After ingestion of H2O, the systolic pressure levels increased at 30, 45, and 60 minutes. It increased from 164±2.7 to 175± 3.6 mm Hg (the highest significant value was observed at 45 minutes; P<0.05). The DBP did not change significantly, from 90±3.3 to 95±3.9 mm Hg (at 45 and 60 minutes; not significant, P>0.05). The MAP increased at 30, 45, and 60 minutes, and its highest value was observed at 45 minutes (from 112±2.7 to 122±3.6 mm Hg; P<0.05). Neither the HR nor the CO changed after water ingestion. Both retained their fasting-time values of ≈3.5±0.28 L/min. Stroke volume also maintained its fasting-time values, which were ≈62±5.1 mL. Compared with values during the fasting period, total peripheral resistance manifested a significant increase at 45 minutes after water ingestion. It changed from 2847±239 to 3229±298 dyne s−2 (P<0.05).
After food intake, the SBP decreased from 163±2.2 to 156±2.6 mm Hg at 60 minutes (P<0.05). DBP reduced significantly at 15, 30, 45, and 60 minutes. The lowest value was obtained at 15 minutes (from 89±2.0 to 82±2.4 mm Hg; P<0.05). MAP initially reduced at 15 minutes, it maintained these levels until the end of the protocol, and the lowest level happened at 60 minutes (from 114±1.5 to 108±1.4 mm Hg; P<0.05). After food intake, an increase in HR was observed at 5, and this change was maintained throughout the rest of the protocol. The HR increased from 60±2.4 to 66±2.4 ppm (P<0.05). The CO increased after a meal, from 3.6±0.26 to 4.5±0.33 L/min at 45 minutes (P<0.05), and this increase in CO remained constant throughout the remaining research period. The stroke volume changed from 61±5.1 to 69±6.0 mL PER beat at 15 and 30 minutes (P<0.05). The TRP reduced from 2799±200 to 2177±179 dyne s−2, at 15 minutes (the lower total peripheral resistance value; P<0.05).
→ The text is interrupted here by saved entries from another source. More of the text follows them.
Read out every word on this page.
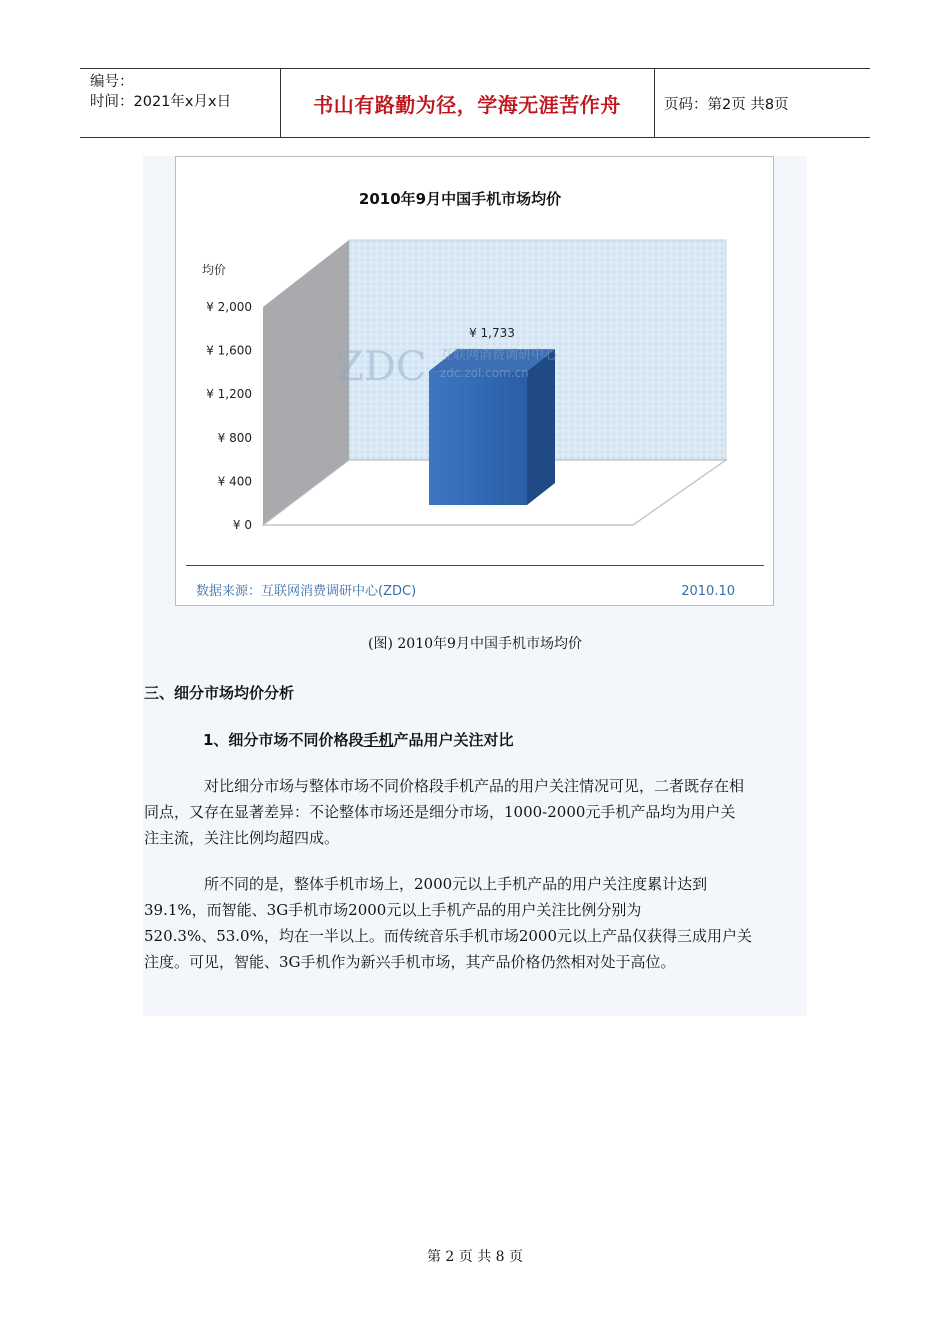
编号：
时间：2021年x月x日	书山有路勤为径，学海无涯苦作舟	页码：第2页 共8页
2010年9月中国手机市场均价
均价
¥ 0
¥ 400
¥ 800
¥ 1,200
¥ 1,600
¥ 2,000
¥ 1,733
ZDC 互联网消费调研中心
zdc.zol.com.cn
数据来源：互联网消费调研中心(ZDC)	2010.10
(图) 2010年9月中国手机市场均价
三、细分市场均价分析
1、细分市场不同价格段手机产品用户关注对比

对比细分市场与整体市场不同价格段手机产品的用户关注情况可见，二者既存在相

同点，又存在显著差异：不论整体市场还是细分市场，1000-2000元手机产品均为用户关

注主流，关注比例均超四成。

所不同的是，整体手机市场上，2000元以上手机产品的用户关注度累计达到

39.1%，而智能、3G手机市场2000元以上手机产品的用户关注比例分别为

520.3%、53.0%，均在一半以上。而传统音乐手机市场2000元以上产品仅获得三成用户关

注度。可见，智能、3G手机作为新兴手机市场，其产品价格仍然相对处于高位。

第 2 页 共 8 页
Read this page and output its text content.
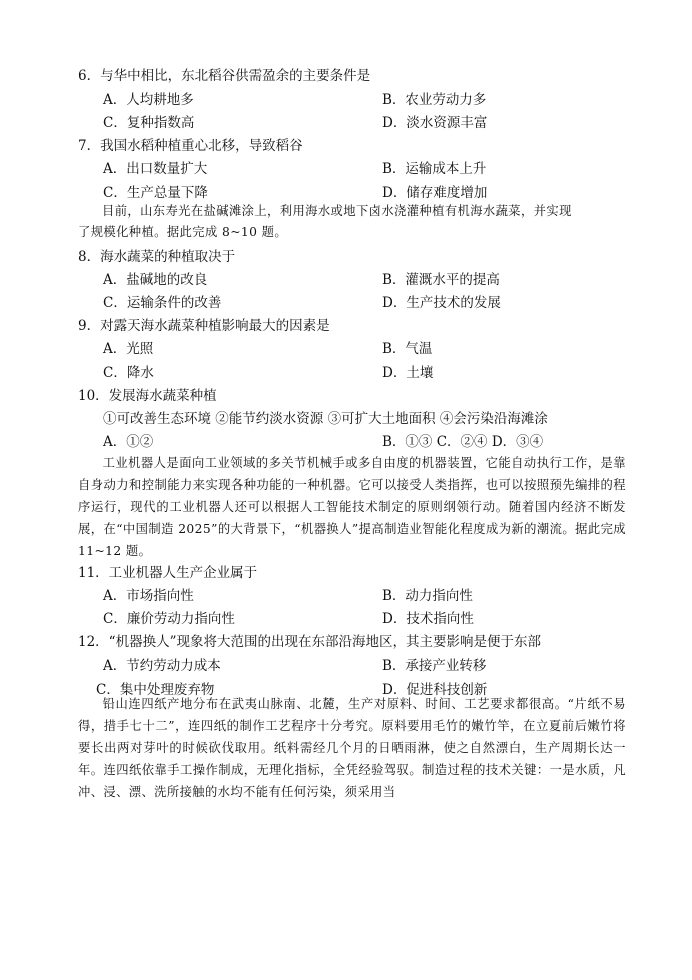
6．与华中相比，东北稻谷供需盈余的主要条件是
A．人均耕地多	B．农业劳动力多
C．复种指数高	D．淡水资源丰富
7．我国水稻种植重心北移，导致稻谷
A．出口数量扩大	B．运输成本上升
C．生产总量下降	D．储存难度增加
目前，山东寿光在盐碱滩涂上，利用海水或地下卤水浇灌种植有机海水蔬菜，并实现
了规模化种植。据此完成 8~10 题。
8．海水蔬菜的种植取决于
A．盐碱地的改良	B．灌溉水平的提高
C．运输条件的改善	D．生产技术的发展
9．对露天海水蔬菜种植影响最大的因素是
A．光照	B．气温
C．降水	D．土壤
10．发展海水蔬菜种植
①可改善生态环境 ②能节约淡水资源 ③可扩大土地面积 ④会污染沿海滩涂
A．①②	B．①③ C．②④ D．③④
工业机器人是面向工业领域的多关节机械手或多自由度的机器装置，它能自动执行工作，是靠自身动力和控制能力来实现各种功能的一种机器。它可以接受人类指挥，也可以按照预先编排的程序运行，现代的工业机器人还可以根据人工智能技术制定的原则纲领行动。随着国内经济不断发展，在“中国制造 2025”的大背景下，“机器换人”提高制造业智能化程度成为新的潮流。据此完成 11~12 题。
11．工业机器人生产企业属于
A．市场指向性	B．动力指向性
C．廉价劳动力指向性	D．技术指向性
12．“机器换人”现象将大范围的出现在东部沿海地区，其主要影响是便于东部
A．节约劳动力成本	B．承接产业转移
C．集中处理废弃物	D．促进科技创新
铅山连四纸产地分布在武夷山脉南、北麓，生产对原料、时间、工艺要求都很高。“片纸不易得，措手七十二”，连四纸的制作工艺程序十分考究。原料要用毛竹的嫩竹竿，在立夏前后嫩竹将要长出两对芽叶的时候砍伐取用。纸料需经几个月的日晒雨淋，使之自然漂白，生产周期长达一年。连四纸依靠手工操作制成，无理化指标，全凭经验驾驭。制造过程的技术关键：一是水质，凡冲、浸、漂、洗所接触的水均不能有任何污染，须采用当
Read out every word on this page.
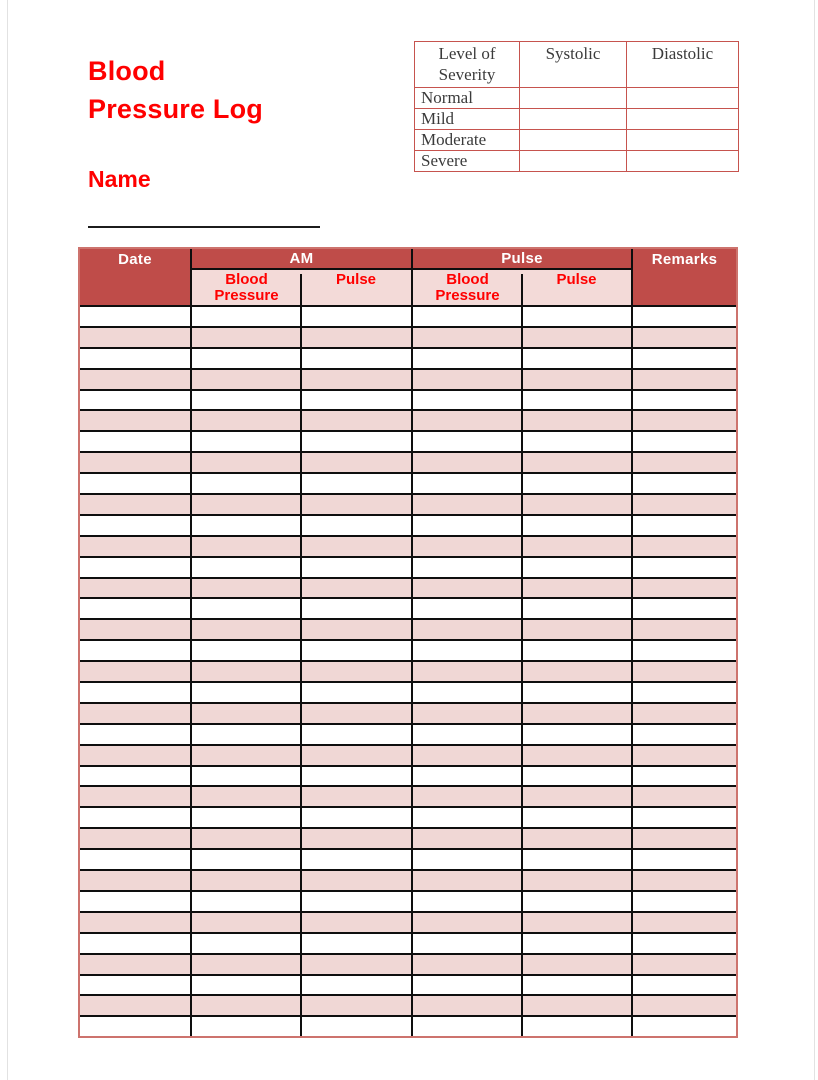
Blood
Pressure Log
Name
Level of Severity	Systolic	Diastolic
Normal		
Mild		
Moderate		
Severe		
Date	AM		Pulse		Remarks

	Blood Pressure	Pulse	Blood Pressure	Pulse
Our study manifested 2 distinct responses. The first 1 occurred after the patients drank water and the second after they ate a meal. After water intake, there were no increases in CO, stroke volume, or HR, but the same did not happen after food intake. These systemic hemodynamic effects in the systolic function of the heart appeared to be in response to digestive processes. The blood pressure levels increased if the patients drank water or decreased if they ate a meal. If the patient drinks and eats at the same time, these effects could theoretically cancel each other out and could, thus, abolish the therapeutic use of water in the treatment of orthostatic hypotension or reduce the vasoconstrictor effect after water ingestion. Data from this study would suggest that the water pressor effect could be eliminated by food ingestion and that the fall in the blood pressor levels after food intake could be reduced by the ingestion of water. Careful attention must be paid to the timing of the water and food administrations to the patients with autonomic failure diseases to prevent additional decreases in their blood pressure levels.